A major strand of his work concerns the synthesis and study of nanoscale uranyl peroxide clusters, including large cage-like molecular assemblies that provide insight into uranium solution chemistry and possible analogues for nuclear fuel corrosion products. These clusters have also been studied for their stability, transformations, and potential applications in nuclear materials science.

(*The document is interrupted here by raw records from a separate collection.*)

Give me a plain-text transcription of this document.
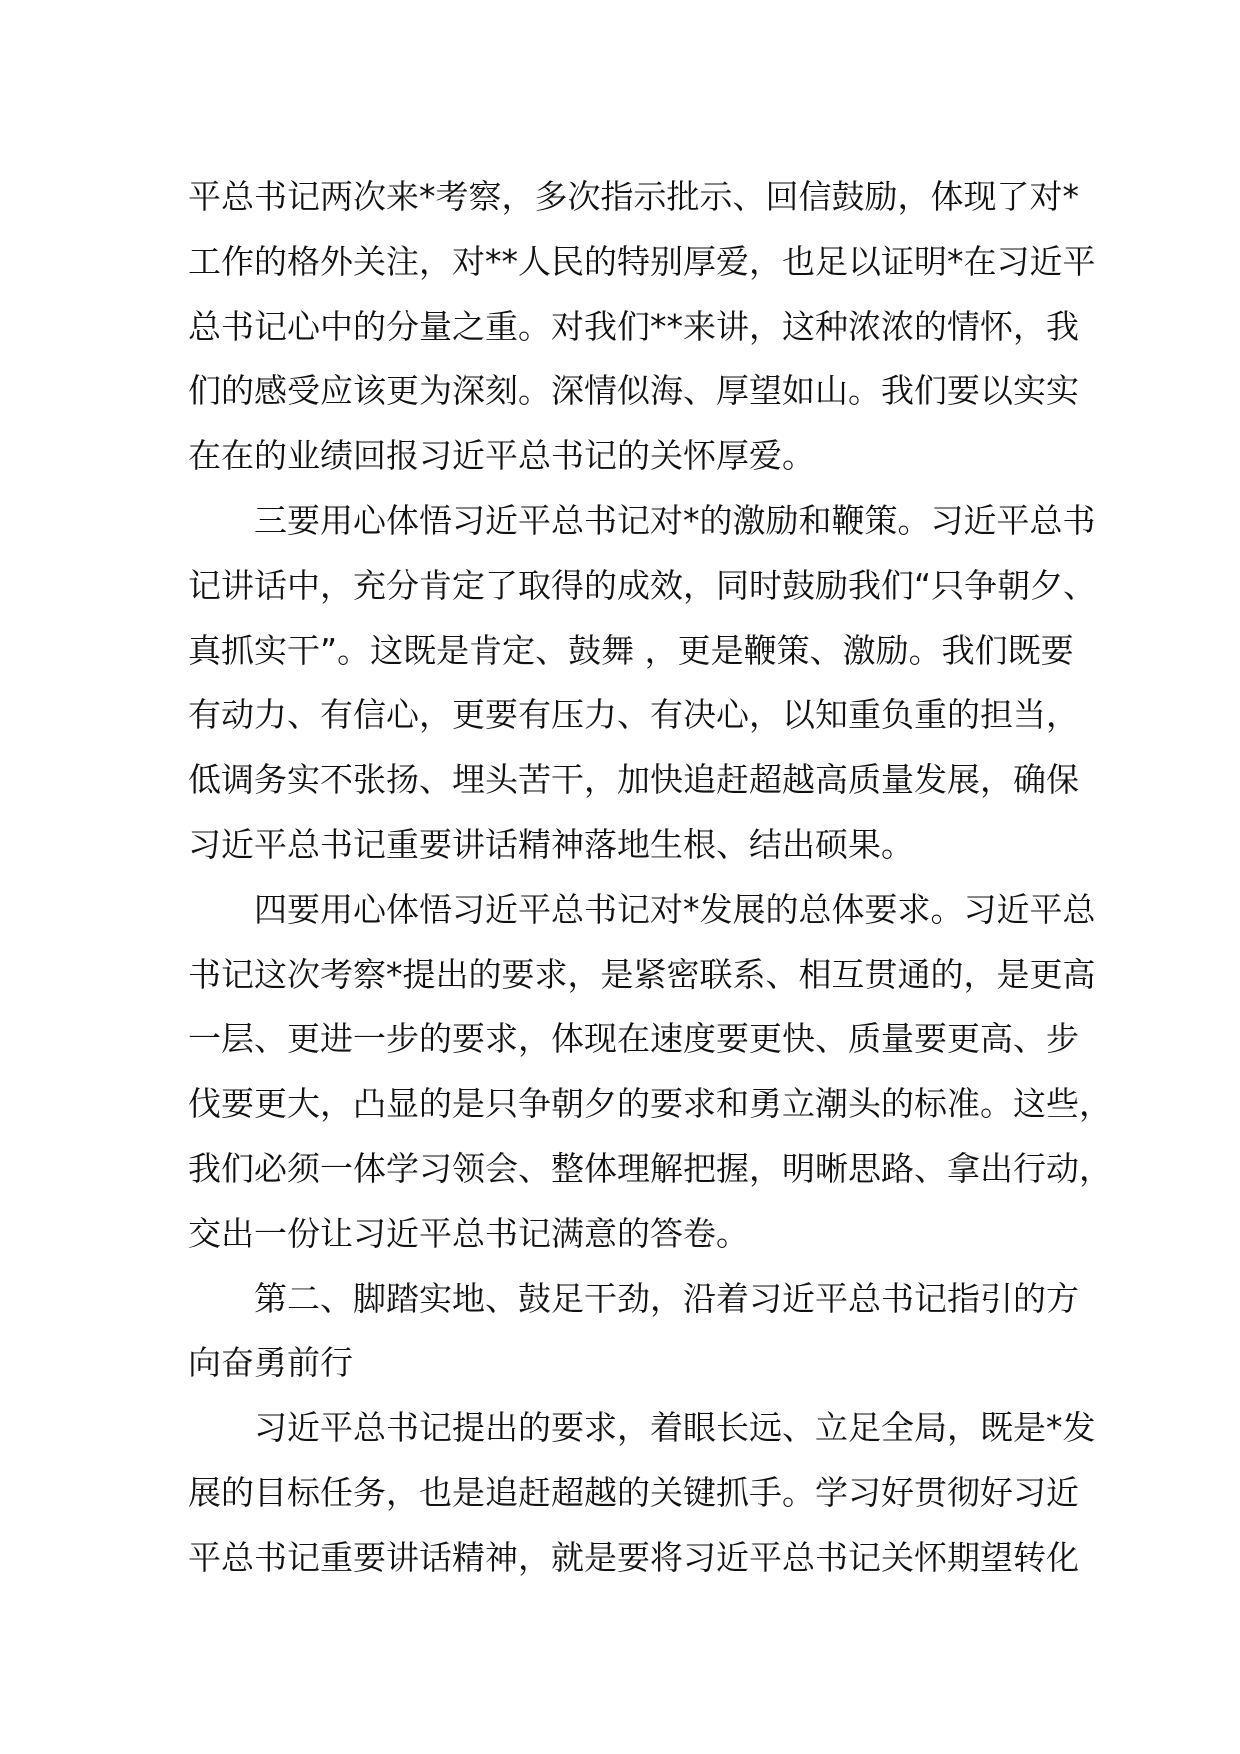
平总书记两次来*考察，多次指示批示、回信鼓励，体现了对*
工作的格外关注，对**人民的特别厚爱，也足以证明*在习近平
总书记心中的分量之重。对我们**来讲，这种浓浓的情怀，我
们的感受应该更为深刻。深情似海、厚望如山。我们要以实实
在在的业绩回报习近平总书记的关怀厚爱。
三要用心体悟习近平总书记对*的激励和鞭策。习近平总书
记讲话中，充分肯定了取得的成效，同时鼓励我们“只争朝夕、
真抓实干”。这既是肯定、鼓舞 ，更是鞭策、激励。我们既要
有动力、有信心，更要有压力、有决心，以知重负重的担当，
低调务实不张扬、埋头苦干，加快追赶超越高质量发展，确保
习近平总书记重要讲话精神落地生根、结出硕果。
四要用心体悟习近平总书记对*发展的总体要求。习近平总
书记这次考察*提出的要求，是紧密联系、相互贯通的，是更高
一层、更进一步的要求，体现在速度要更快、质量要更高、步
伐要更大，凸显的是只争朝夕的要求和勇立潮头的标准。这些，
我们必须一体学习领会、整体理解把握，明晰思路、拿出行动，
交出一份让习近平总书记满意的答卷。
第二、脚踏实地、鼓足干劲，沿着习近平总书记指引的方
向奋勇前行
习近平总书记提出的要求，着眼长远、立足全局，既是*发
展的目标任务，也是追赶超越的关键抓手。学习好贯彻好习近
平总书记重要讲话精神，就是要将习近平总书记关怀期望转化
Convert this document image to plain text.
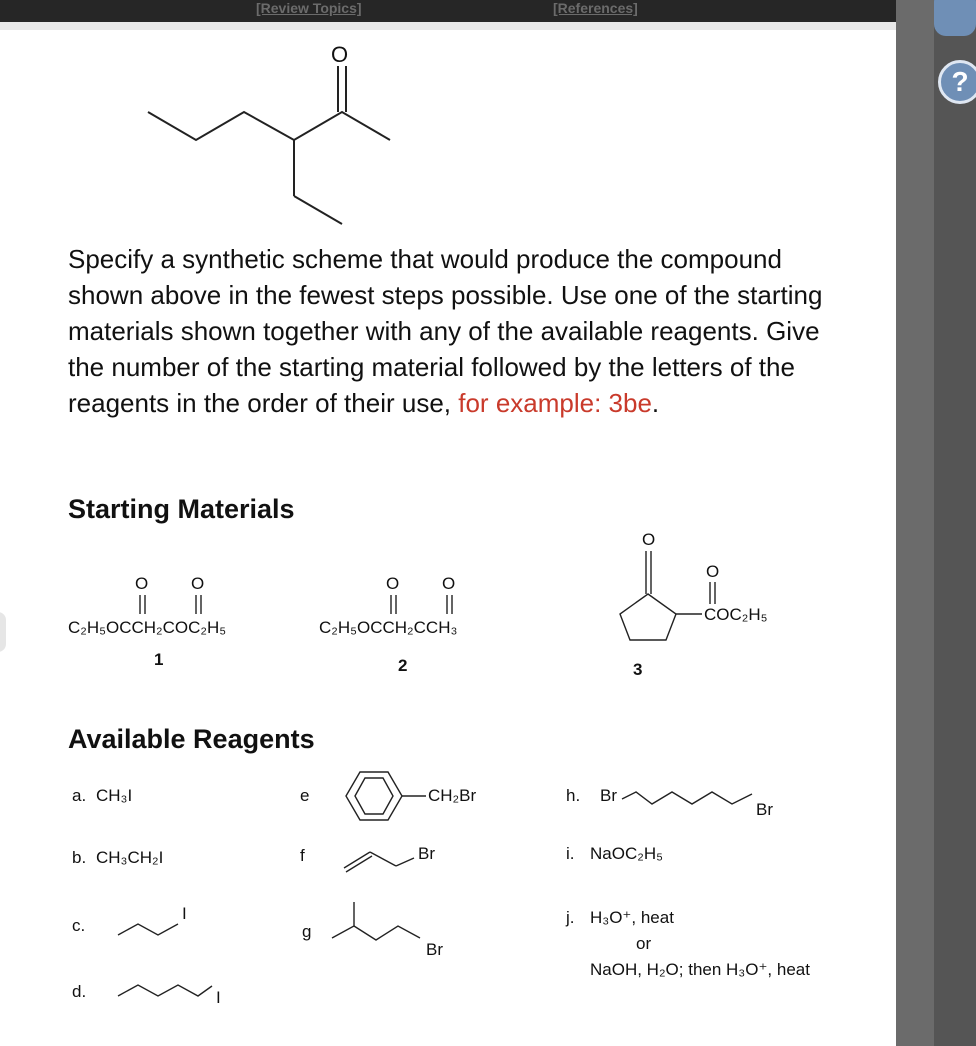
[Review Topics]	[References]
?
O
Specify a synthetic scheme that would produce the compound shown above in the fewest steps possible. Use one of the starting materials shown together with any of the available reagents. Give the number of the starting material followed by the letters of the reagents in the order of their use, for example: 3be.
Starting Materials
O	O
C₂H₅OCCH₂COC₂H₅
1
O	O
C₂H₅OCCH₂CCH₃
2
O
O
COC₂H₅
3
Available Reagents
a. CH₃I
b. CH₃CH₂I
c.
I
d.	I
e	CH₂Br
f	Br
g
Br
h. Br
Br
i. NaOC₂H₅
j. H₃O⁺, heat
or
NaOH, H₂O; then H₃O⁺, heat
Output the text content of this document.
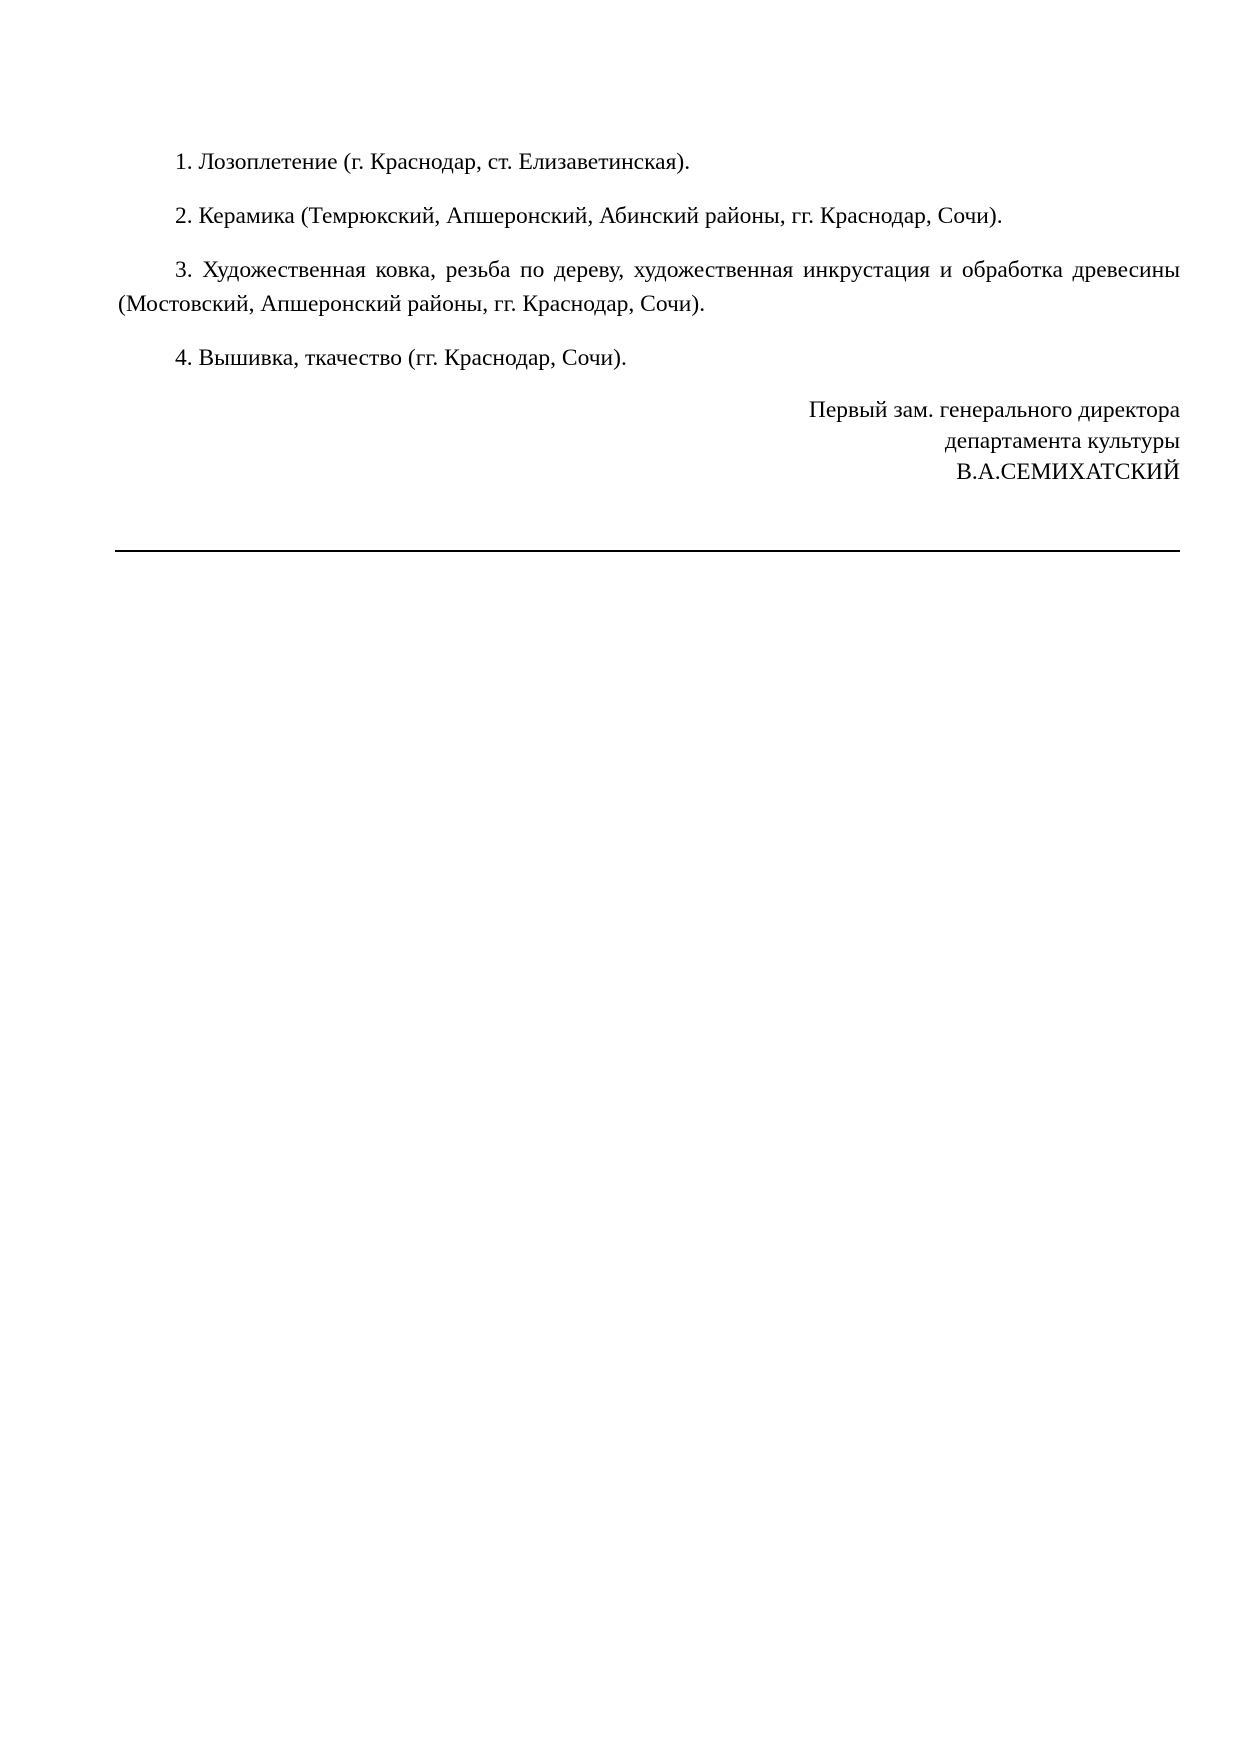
1. Лозоплетение (г. Краснодар, ст. Елизаветинская).

2. Керамика (Темрюкский, Апшеронский, Абинский районы, гг. Краснодар, Сочи).

3. Художественная ковка, резьба по дереву, художественная инкрустация и обработка древесины (Мостовский, Апшеронский районы, гг. Краснодар, Сочи).

4. Вышивка, ткачество (гг. Краснодар, Сочи).

Первый зам. генерального директора
департамента культуры
В.А.СЕМИХАТСКИЙ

His group has reported new structural types of neptunium and uranium oxides and phosphates, and he has published widely cited reviews on actinide solid-state and coordination chemistry.

==Service==
Burns has served on the editorial boards of journals including American Mineralogist and Canadian Mineralogist. He has also been active in professional societies such as the Mineralogical Association of Canada and the Mineralogical Society of America, for which he has organized symposia and contributed review articles. He is a past president of both the Mineralogical Association of Canada and the International Mineralogical Association.

==Awards and honours==
- Peacock Medal, Mineralogical Association of Canada (2016).
- Fellow of the American Association for the Advancement of Science (AAAS), 2024.
- Fellow of the Mineralogical Society of America.

==Selected publications==
- Burns, Peter C.; Nyman, May (2018). "Captivation with encapsulation: a dozen years of exploring uranyl peroxide capsules". Dalton Trans. 47 (17): 5916–5927. doi:10.1039/C7DT04245K.
- Burns, Peter C.; Hughes, Karrie-Ann (2003). "Studtite, [(UO2)(O2)(H2O)2](H2O)2: the first structure of a peroxide mineral". American Mineralogist. 88 (7): 1165–1168. doi:10.2138/am-2003-0725.
- Forbes, Tori Z.; Burns, Peter C.; Skanthakumar, S.; Soderholm, L. (2007). "Synthesis, structure, and magnetism of Np2O5". Journal of the American Chemical Society. 129 (10): 2760–2761. doi:10.1021/ja069250r.
- Ling, J.; Ozga, M.; Stoffer, M.; Burns, P. C. (2012). "Uranyl-peroxide pyrophosphate cage clusters with oxalate and nitrate bridges". Dalton Trans. 41: 7278–7286. doi:10.1039/C2DT30229B.
- Gaster, C.B.; Felton, D.E.; Sweet, T.F.M.; Barth, B.S.; Oliver, A.G.; Latuda, A.J.; Rogers, J.M.; Burns, P.C. (2025). "Ionic-liquid-based synthesis of U24 uranyl peroxide cage clusters with encapsulated hexanuclear lanthanide oxide/hydroxide clusters". Inorganic Chemistry.
- Hazen, R.M.; Burns, P.C.; Cleaves, H.J. II; Downs, R.T.; Krivovichev, S.V.; Wong, M.L. (2024). "Molecular assembly indices of minerals: Some mineral structures are as complex as large biomolecules". Journal of the Royal Society Interface 21: 20230632.
- Burns, P.C.; Ewing, R.C.; Navrotsky, A. (2012). "Nuclear fuel after a reactor accident". Science 335: 1184–1188.
- Burns, P.C.; Hughes Kubatko, K.-A.; Sigmon, G.; Fryer, B.J.; Gagnon, J.E.; Antonio, M.R.; Soderholm, L. (2005). "Actinyl peroxide nanospheres". Angewandte Chemie International Edition 44: 2135–2139.
- Lussier, A.J.; King-Lopez, R.; Burns, P.C. (2016). "A revised and expanded structure hierarchy of natural and synthetic hexavalent uranium compounds". Canadian Mineralogist 54: 177–283.